An Evolutionary Ride - on species, extinction and climate change

My piece on climate change, the Anthropocene and extinction is published in the new University of East Anglia magazine format, combining text and images in an innovative format. This story co-incides with an event at Norwich Cathedral that I will chair on October 12th, 7-9pm. For more information click here

Most children have a favourite dinosaur, and a few of us adults, too. Full disclosure: mine is Triceratops. I admire their essential underdog-ness; alive in a time of flesh-eating giants including the Tyrannosaurus Rex, with only the prongs of their three horns to save them. How wonderful, then, to meet some in the flesh...

The almost-Triceratops

I am at Lewa Downs in northern Kenya, training to be a safari guide.

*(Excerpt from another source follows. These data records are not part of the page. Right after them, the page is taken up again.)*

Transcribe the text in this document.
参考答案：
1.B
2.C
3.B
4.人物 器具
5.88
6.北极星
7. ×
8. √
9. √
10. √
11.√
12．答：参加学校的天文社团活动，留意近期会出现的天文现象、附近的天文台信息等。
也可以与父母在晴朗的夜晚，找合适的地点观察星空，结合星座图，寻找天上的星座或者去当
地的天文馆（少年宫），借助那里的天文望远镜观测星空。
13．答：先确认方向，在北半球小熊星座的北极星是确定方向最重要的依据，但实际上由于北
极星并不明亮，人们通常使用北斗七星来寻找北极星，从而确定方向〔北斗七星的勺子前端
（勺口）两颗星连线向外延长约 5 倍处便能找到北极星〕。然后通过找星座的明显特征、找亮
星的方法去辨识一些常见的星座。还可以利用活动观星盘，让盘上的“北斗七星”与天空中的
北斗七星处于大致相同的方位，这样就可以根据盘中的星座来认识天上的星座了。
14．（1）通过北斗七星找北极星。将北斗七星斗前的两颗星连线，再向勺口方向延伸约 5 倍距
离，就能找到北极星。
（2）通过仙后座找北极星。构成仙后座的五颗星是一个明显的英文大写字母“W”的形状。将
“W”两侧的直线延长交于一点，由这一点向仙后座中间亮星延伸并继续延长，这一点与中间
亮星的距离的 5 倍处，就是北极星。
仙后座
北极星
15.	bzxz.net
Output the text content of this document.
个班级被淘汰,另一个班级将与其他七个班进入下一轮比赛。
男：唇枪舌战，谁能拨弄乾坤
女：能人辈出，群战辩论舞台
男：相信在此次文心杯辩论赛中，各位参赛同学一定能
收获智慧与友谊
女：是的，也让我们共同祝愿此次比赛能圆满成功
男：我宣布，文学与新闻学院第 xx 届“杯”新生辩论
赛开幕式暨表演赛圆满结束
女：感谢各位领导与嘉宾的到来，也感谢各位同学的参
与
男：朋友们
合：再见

In conservation circles, Lewa is known as home to remaining populations of critically endangered Black rhino, as well as the more numerous White rhino. (Their names are to do with anatomy and feeding behaviour, not colour – the standard safari guide joke is: ‘aren’t all rhinoceros grey?’)

Throughout Africa, the Black rhino is critically endangered, at risk of becoming functionally extinct. Both species are being hunted to death for the perceived value of their horns, a hunk of keratin – the same substance our fingernails are made from – and which in actuality have no properties at all, medicinal or otherwise. Unless you are a rhinoceros.